The Dangling DNS tab scans a Domain to reveal obsolete or misconfigured records pointing to non-existent resources, flagging risks like subdomain takeovers in Total View. It outputs counts and details on exploitable entries, such as unresolved A records or dangling MX pointers, drawing from Silent Push’s exhaustive DNS enumeration to highlight threats before adversaries exploit them.

Why is it useful?

Dangling records are backdoors: attackers hijack them for traffic redirection, cookie poisoning, or impersonation, as seen in real-world breaches where obsolete CNAMEs led to corporate network access. This tab delivers instant appraisals of exposure scale, uncovering hidden vulnerabilities such as 2,000+ dangling entries in a single healthcare firm's scan, preventing exploits, and automating ongoing hygiene for proactive defense. Teams correlate findings with third-party service scans to audit forgotten integrations, essential for compliance audits or pre-merger due diligence in defender operations.

How does it work?

The aggregation engine probes global DNS for misconfigurations, identifying records tied to de-provisioned IPs, servers, or cloud assets without third-party gaps. Core outputs include counts for scope and details for triage; the view flags state, such as expired or unresolved, with exportable data for control panel fixes.

It links across tabs: A dangling CNAME might align with PADNS lapses, signaling takeover potential, while feeding into Total View for enriched context like associated subdomains.

Generate a set of results

Input an apex domain (e.g., example.com) in the search bar to open Total View, then click the Dangling DNS tab. Results load with counts and lists. You can filter by record type (e.g., CNAME only) or state, and toggle subdomain views for nested risks.

Example

Query paypal.com in Dangling DNS: Records Count shows 12 dangling CNAMEs (with 0 NS and 1 MX), totaling 13 results. The bar chart highlights the CNAME spike in yellow, against baselines of unchanged (blue) and added/removed (green/orange) danglers.

Overview of dangling DNS records for paypal.com with detailed record counts displayed.

Details expand to reveal entries, such as cloudmonitor14.paypal.com, which is a CNAME to cloudmonitor14c6c8.edgecastdns.net (external, unchanged state), tied to a subdomain at risk for takeover. Another flags leovip.paypal.com as an internal CNAME loop (unchanged), with a risk score peaking at medium for misconfiguration exploits.

Hover for notes: Description warns of potential traffic interception via hijacked edgecast resources.

Fields

  • Records Count: The total number of dangling DNS records detected for the apex domain (e.g., 13), indicating the scale of exposure for cleanup prioritization. A spike suggests widespread misconfigurations from rapid de-provisioning.
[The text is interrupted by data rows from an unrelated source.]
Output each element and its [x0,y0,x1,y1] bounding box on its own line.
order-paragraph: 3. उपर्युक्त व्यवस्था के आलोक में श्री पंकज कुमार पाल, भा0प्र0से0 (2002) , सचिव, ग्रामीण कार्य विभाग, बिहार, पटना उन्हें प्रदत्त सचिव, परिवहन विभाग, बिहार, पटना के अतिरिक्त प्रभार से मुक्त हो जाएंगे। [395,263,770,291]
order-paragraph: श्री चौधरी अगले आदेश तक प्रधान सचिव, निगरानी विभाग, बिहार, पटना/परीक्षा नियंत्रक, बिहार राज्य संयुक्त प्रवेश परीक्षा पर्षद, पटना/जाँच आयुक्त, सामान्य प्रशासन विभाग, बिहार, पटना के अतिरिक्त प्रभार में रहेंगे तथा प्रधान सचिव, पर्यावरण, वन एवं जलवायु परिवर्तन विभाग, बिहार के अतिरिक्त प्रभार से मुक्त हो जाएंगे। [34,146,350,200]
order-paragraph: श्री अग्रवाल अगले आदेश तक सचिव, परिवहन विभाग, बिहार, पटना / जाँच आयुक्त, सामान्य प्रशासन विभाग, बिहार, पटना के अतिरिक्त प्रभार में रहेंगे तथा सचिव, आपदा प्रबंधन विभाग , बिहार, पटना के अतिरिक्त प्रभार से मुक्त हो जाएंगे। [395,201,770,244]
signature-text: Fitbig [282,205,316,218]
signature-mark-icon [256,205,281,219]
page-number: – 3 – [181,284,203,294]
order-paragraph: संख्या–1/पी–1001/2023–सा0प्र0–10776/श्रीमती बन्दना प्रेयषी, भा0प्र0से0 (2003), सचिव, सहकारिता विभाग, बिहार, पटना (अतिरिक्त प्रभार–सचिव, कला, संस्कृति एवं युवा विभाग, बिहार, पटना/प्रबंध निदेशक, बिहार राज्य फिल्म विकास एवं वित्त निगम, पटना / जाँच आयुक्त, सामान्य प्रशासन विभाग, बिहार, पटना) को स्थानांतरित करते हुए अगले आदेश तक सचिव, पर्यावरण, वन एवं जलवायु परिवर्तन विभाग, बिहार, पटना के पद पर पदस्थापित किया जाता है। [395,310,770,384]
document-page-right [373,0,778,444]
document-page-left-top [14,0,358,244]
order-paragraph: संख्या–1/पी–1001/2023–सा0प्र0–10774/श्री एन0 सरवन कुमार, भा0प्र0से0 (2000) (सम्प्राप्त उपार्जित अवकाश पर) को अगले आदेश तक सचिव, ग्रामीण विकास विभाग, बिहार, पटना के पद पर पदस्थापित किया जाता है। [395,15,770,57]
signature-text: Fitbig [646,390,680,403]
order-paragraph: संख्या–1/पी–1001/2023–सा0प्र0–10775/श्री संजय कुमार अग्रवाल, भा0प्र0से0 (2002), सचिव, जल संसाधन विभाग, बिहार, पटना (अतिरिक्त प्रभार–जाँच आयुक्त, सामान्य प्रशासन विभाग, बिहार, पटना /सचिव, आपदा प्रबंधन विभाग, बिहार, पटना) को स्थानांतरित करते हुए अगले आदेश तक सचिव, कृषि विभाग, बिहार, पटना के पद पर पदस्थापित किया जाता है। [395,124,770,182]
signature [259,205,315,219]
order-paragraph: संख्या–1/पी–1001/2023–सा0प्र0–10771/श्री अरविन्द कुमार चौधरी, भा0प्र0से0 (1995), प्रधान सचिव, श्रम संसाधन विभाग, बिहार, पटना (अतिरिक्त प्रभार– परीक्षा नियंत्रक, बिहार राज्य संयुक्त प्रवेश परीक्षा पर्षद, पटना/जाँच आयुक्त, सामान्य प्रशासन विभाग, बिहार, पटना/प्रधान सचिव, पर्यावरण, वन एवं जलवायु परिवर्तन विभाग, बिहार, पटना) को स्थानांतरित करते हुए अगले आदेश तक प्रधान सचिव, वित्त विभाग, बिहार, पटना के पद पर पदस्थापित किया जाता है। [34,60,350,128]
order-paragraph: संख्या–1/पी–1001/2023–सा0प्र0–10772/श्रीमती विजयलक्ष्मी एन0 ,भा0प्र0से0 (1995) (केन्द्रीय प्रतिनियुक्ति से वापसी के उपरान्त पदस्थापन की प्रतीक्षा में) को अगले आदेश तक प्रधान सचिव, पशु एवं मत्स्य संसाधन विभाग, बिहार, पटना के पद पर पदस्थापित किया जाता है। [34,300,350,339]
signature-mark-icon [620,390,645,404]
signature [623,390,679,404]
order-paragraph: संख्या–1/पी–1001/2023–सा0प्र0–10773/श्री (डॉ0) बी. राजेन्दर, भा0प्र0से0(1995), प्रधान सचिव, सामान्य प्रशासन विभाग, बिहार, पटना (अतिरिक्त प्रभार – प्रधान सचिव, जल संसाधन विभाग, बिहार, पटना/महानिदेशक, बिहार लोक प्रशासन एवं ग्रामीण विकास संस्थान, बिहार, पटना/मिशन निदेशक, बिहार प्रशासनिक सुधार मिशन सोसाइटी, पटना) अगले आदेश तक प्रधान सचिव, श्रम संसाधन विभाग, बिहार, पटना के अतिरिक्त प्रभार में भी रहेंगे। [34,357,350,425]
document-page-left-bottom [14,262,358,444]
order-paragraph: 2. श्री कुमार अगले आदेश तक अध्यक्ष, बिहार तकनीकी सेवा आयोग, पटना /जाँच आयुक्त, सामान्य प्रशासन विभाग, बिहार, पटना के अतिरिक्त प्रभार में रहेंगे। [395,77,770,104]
  • Record Type: The DNS entry category (e.g., A, CNAME, MX), with counts per type to focus on takeover-prone ones like dangling CNAMEs to SaaS providers.

  • State: The vulnerability status (e.g., unresolved, expired, de-provisioned), indicating exploit readiness—e.g., an expired A record to a nuked IP.

Dangling DNS view

The details view logs specific records with granular attributes for remediation. For clean domains like test.com, it may return zero counts.

It includes subdomain names (e.g., dev.example.com), full record strings, associated IPs/services, and risk flags.

Expand for diffs: Matched de-provisioned resources in red, mitigation steps in green.

Hover entries for expanded information: Exploit paths, update timestamps, and pivot links to external validators.

Use case

Remediate subdomain takeovers, such as CNAMEs to forgotten Azure blobs, which are exploited for credential theft.

Work with Dangling DNS results

The tab enables exports to CSV for DNS panel bulk edits, one-click pivots to Live Scans for current resolutions, or scheduling automated queries (e.g., daily runs). Customize views (e.g., add third-party service columns), save high-risk lists to Draft Feeds for monitoring, or integrate with SIEM for alert spikes on new danglers.

Tips

  • Assess scale by starting with Records Count to triage apex-wide exposure, then drilling into high-count types like CNAMEs.

  • Investigate details by filtering by State for quick wins on expired records, and cross-referencing with external tools for confirmation.

  • Holistic hunt: Layer with Infrastructure Variance to trace ownership changes fueling danglers.